Water scarcity is not a new dilemma in the Middle East, but as populations grow, desertification spreads and temperatures creep higher, leaders in the region are understandably concerned for the future. Poorer countries like Yemen or the Hashemite kingdom of Jordan are particularly vulnerable, while oil-rich nations can at least use their wealth to explore new technologies aimed at boosting groundwater supplies.
Which is how in 2002 the United Arab Emirates came to initiate a cloud-seeding program that allegedly increases precipitation by 20%.
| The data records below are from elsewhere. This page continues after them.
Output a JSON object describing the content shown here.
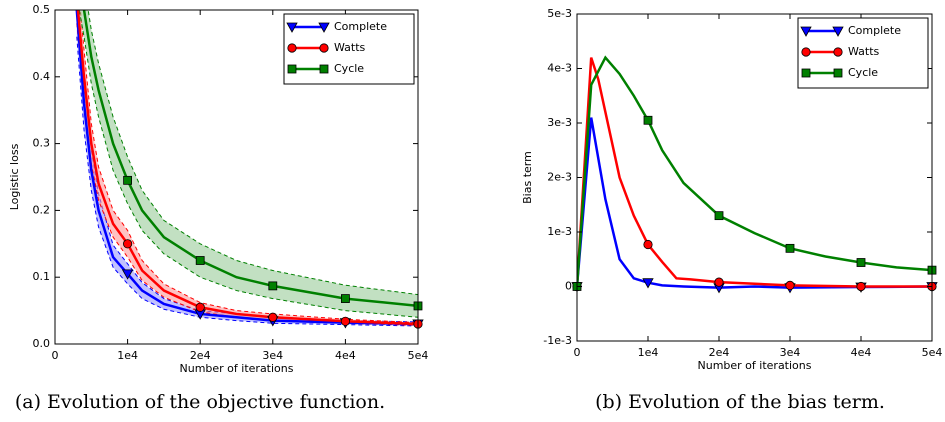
{
  "chart_data": [
    {
      "type": "line",
      "caption": "(a) Evolution of the objective function.",
      "xlabel": "Number of iterations",
      "ylabel": "Logistic loss",
      "xlim": [
        0,
        50000
      ],
      "xticks": [
        0,
        {
          "value": 10000,
          "label": "1e4"
        },
        {
          "value": 20000,
          "label": "2e4"
        },
        {
          "value": 30000,
          "label": "3e4"
        },
        {
          "value": 40000,
          "label": "4e4"
        },
        {
          "value": 50000,
          "label": "5e4"
        }
      ],
      "ylim": [
        0,
        0.5
      ],
      "yticks": [
        {
          "value": 0,
          "label": "0.0"
        },
        0.1,
        0.2,
        0.3,
        0.4,
        0.5
      ],
      "legend": "upper right",
      "series": [
        {
          "name": "Complete",
          "color": "#0000ff",
          "marker": "v",
          "x": [
            3000,
            4000,
            5000,
            6000,
            8000,
            10000,
            12000,
            15000,
            20000,
            25000,
            30000,
            40000,
            50000
          ],
          "values": [
            0.5,
            0.36,
            0.26,
            0.2,
            0.13,
            0.105,
            0.08,
            0.06,
            0.045,
            0.04,
            0.035,
            0.032,
            0.03
          ],
          "lower": [
            0.46,
            0.32,
            0.23,
            0.175,
            0.115,
            0.09,
            0.068,
            0.052,
            0.04,
            0.035,
            0.031,
            0.029,
            0.027
          ],
          "upper": [
            0.54,
            0.4,
            0.29,
            0.225,
            0.148,
            0.12,
            0.092,
            0.068,
            0.05,
            0.045,
            0.039,
            0.035,
            0.033
          ]
        },
        {
          "name": "Watts",
          "color": "#ff0000",
          "marker": "o",
          "x": [
            3000,
            4000,
            5000,
            6000,
            8000,
            10000,
            12000,
            15000,
            20000,
            25000,
            30000,
            40000,
            50000
          ],
          "values": [
            0.52,
            0.4,
            0.3,
            0.24,
            0.18,
            0.15,
            0.11,
            0.08,
            0.055,
            0.045,
            0.04,
            0.034,
            0.03
          ],
          "lower": [
            0.48,
            0.36,
            0.27,
            0.215,
            0.16,
            0.13,
            0.095,
            0.07,
            0.048,
            0.04,
            0.035,
            0.031,
            0.028
          ],
          "upper": [
            0.56,
            0.44,
            0.33,
            0.265,
            0.2,
            0.17,
            0.125,
            0.09,
            0.062,
            0.05,
            0.045,
            0.037,
            0.032
          ]
        },
        {
          "name": "Cycle",
          "color": "#008000",
          "marker": "s",
          "x": [
            3000,
            4000,
            5000,
            6000,
            8000,
            10000,
            12000,
            15000,
            20000,
            25000,
            30000,
            40000,
            50000
          ],
          "values": [
            0.55,
            0.5,
            0.43,
            0.38,
            0.3,
            0.245,
            0.2,
            0.16,
            0.125,
            0.1,
            0.087,
            0.068,
            0.057
          ],
          "lower": [
            0.52,
            0.46,
            0.39,
            0.34,
            0.26,
            0.21,
            0.17,
            0.135,
            0.1,
            0.08,
            0.068,
            0.05,
            0.04
          ],
          "upper": [
            0.58,
            0.54,
            0.47,
            0.42,
            0.34,
            0.28,
            0.23,
            0.185,
            0.15,
            0.125,
            0.11,
            0.088,
            0.074
          ]
        }
      ]
    },
    {
      "type": "line",
      "caption": "(b) Evolution of the bias term.",
      "xlabel": "Number of iterations",
      "ylabel": "Bias term",
      "xlim": [
        0,
        50000
      ],
      "xticks": [
        0,
        {
          "value": 10000,
          "label": "1e4"
        },
        {
          "value": 20000,
          "label": "2e4"
        },
        {
          "value": 30000,
          "label": "3e4"
        },
        {
          "value": 40000,
          "label": "4e4"
        },
        {
          "value": 50000,
          "label": "5e4"
        }
      ],
      "ylim": [
        -0.001,
        0.005
      ],
      "yticks": [
        {
          "value": -0.001,
          "label": "-1e-3"
        },
        0,
        {
          "value": 0.001,
          "label": "1e-3"
        },
        {
          "value": 0.002,
          "label": "2e-3"
        },
        {
          "value": 0.003,
          "label": "3e-3"
        },
        {
          "value": 0.004,
          "label": "4e-3"
        },
        {
          "value": 0.005,
          "label": "5e-3"
        }
      ],
      "legend": "upper right",
      "series": [
        {
          "name": "Complete",
          "color": "#0000ff",
          "marker": "v",
          "x": [
            0,
            2000,
            4000,
            6000,
            8000,
            10000,
            12000,
            15000,
            20000,
            25000,
            30000,
            40000,
            50000
          ],
          "values": [
            0,
            0.0031,
            0.0016,
            0.0005,
            0.00015,
            7e-05,
            2e-05,
            0,
            -2e-05,
            0,
            -2e-05,
            -1e-05,
            0
          ]
        },
        {
          "name": "Watts",
          "color": "#ff0000",
          "marker": "o",
          "x": [
            0,
            2000,
            3000,
            4000,
            6000,
            8000,
            10000,
            12000,
            14000,
            16000,
            20000,
            30000,
            40000,
            50000
          ],
          "values": [
            0,
            0.0042,
            0.0038,
            0.0032,
            0.002,
            0.0013,
            0.00077,
            0.00045,
            0.00015,
            0.00013,
            8e-05,
            2e-05,
            0,
            0
          ]
        },
        {
          "name": "Cycle",
          "color": "#008000",
          "marker": "s",
          "x": [
            0,
            2000,
            4000,
            6000,
            8000,
            10000,
            12000,
            15000,
            20000,
            25000,
            30000,
            35000,
            40000,
            45000,
            50000
          ],
          "values": [
            0,
            0.0037,
            0.0042,
            0.0039,
            0.0035,
            0.00305,
            0.0025,
            0.0019,
            0.0013,
            0.00098,
            0.0007,
            0.00055,
            0.00044,
            0.00035,
            0.0003
          ]
        }
      ]
    }
  ]
}
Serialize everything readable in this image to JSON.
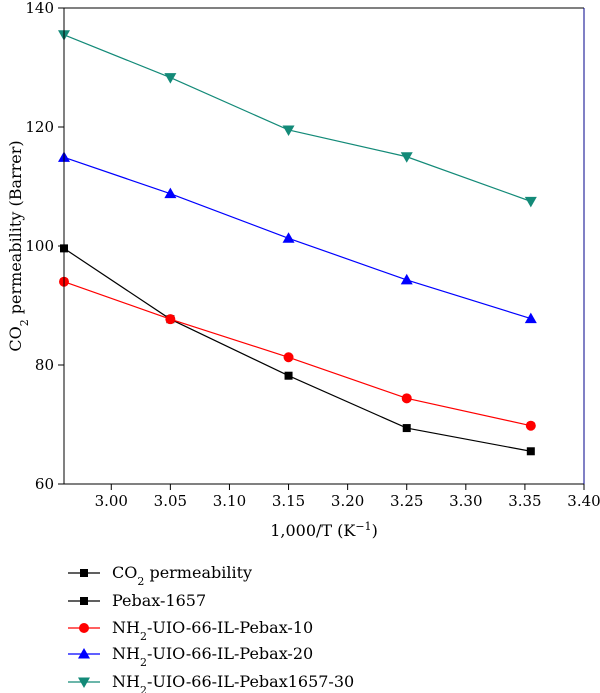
{
  "chart_data": {
    "type": "line",
    "xlabel": "1,000/T (K",
    "xlabel_sup": "−1",
    "xlabel_end": ")",
    "ylabel": "CO",
    "ylabel_sub": "2",
    "ylabel_rest": " permeability (Barrer)",
    "xlim": [
      2.96,
      3.4
    ],
    "ylim": [
      60,
      140
    ],
    "xticks": [
      "3.00",
      "3.05",
      "3.10",
      "3.15",
      "3.20",
      "3.25",
      "3.30",
      "3.35",
      "3.40"
    ],
    "yticks": [
      "60",
      "80",
      "100",
      "120",
      "140"
    ],
    "legend": "below",
    "legend_header": {
      "text": "CO",
      "sub": "2",
      "rest": " permeability"
    },
    "series": [
      {
        "name": "Pebax-1657",
        "color": "#000000",
        "marker": "square",
        "x": [
          2.96,
          3.05,
          3.15,
          3.25,
          3.355
        ],
        "y": [
          99.6,
          87.7,
          78.2,
          69.4,
          65.5
        ]
      },
      {
        "name_pre": "NH",
        "name_sub": "2",
        "name_rest": "-UIO-66-IL-Pebax-10",
        "color": "#ff0000",
        "marker": "circle",
        "x": [
          2.96,
          3.05,
          3.15,
          3.25,
          3.355
        ],
        "y": [
          94.0,
          87.7,
          81.3,
          74.4,
          69.8
        ]
      },
      {
        "name_pre": "NH",
        "name_sub": "2",
        "name_rest": "-UIO-66-IL-Pebax-20",
        "color": "#0000ff",
        "marker": "triangle-up",
        "x": [
          2.96,
          3.05,
          3.15,
          3.25,
          3.355
        ],
        "y": [
          114.9,
          108.8,
          101.3,
          94.3,
          87.8
        ]
      },
      {
        "name_pre": "NH",
        "name_sub": "2",
        "name_rest": "-UIO-66-IL-Pebax1657-30",
        "color": "#138a78",
        "marker": "triangle-down",
        "x": [
          2.96,
          3.05,
          3.15,
          3.25,
          3.355
        ],
        "y": [
          135.5,
          128.3,
          119.5,
          115.0,
          107.5
        ]
      }
    ]
  }
}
Already concerned about water supplies a decade ago, the late President Sheikh Zayed of the United Arab Emirates (UAE) launched a study that detailed the efficacy of cloud-seeding.
This process involves sending manned planes into specific kinds of clouds as they are forming, and boosting their precipitation output by shooting into their belly flares containing calcium and potassium chloride. These salts expand when water molecules attach to them, according to The National, eventually forcing the cloud to push them out as rain.
The UAE is the only nation that has consistently produced results with their cloud-seeding program, in part because of the folks at the National Center for Meterology and Seismology (NCMS) whose job it is to monitor cloud formations.
By watching data that streams in from 50 weather stations throughout the UAE, meteorologists at the NCMS outside Abu Dhabi are able to predict the formation of very specific cloud formations. And once they do, there is a tiny window of opportunity for them to dispatch one out of four pilots to shoot flares into the cloud.
This procedure takes place more frequently during summer. Two of the planes carry ten flares while the remaining two, which are newer, carry 20 flares a piece.
“Up until now, this is the main successful way to save water,” Senior forecaster Ali Mohammed Al Musallam told The National. “But the experimentation cannot stop at this point. We cannot just rely on this. We have to do more studies. We need to follow what is happening outside in the world.”
Meanwhile, researchers in Tel Aviv found that seeding clouds doesn’t work. It may be better just to dance.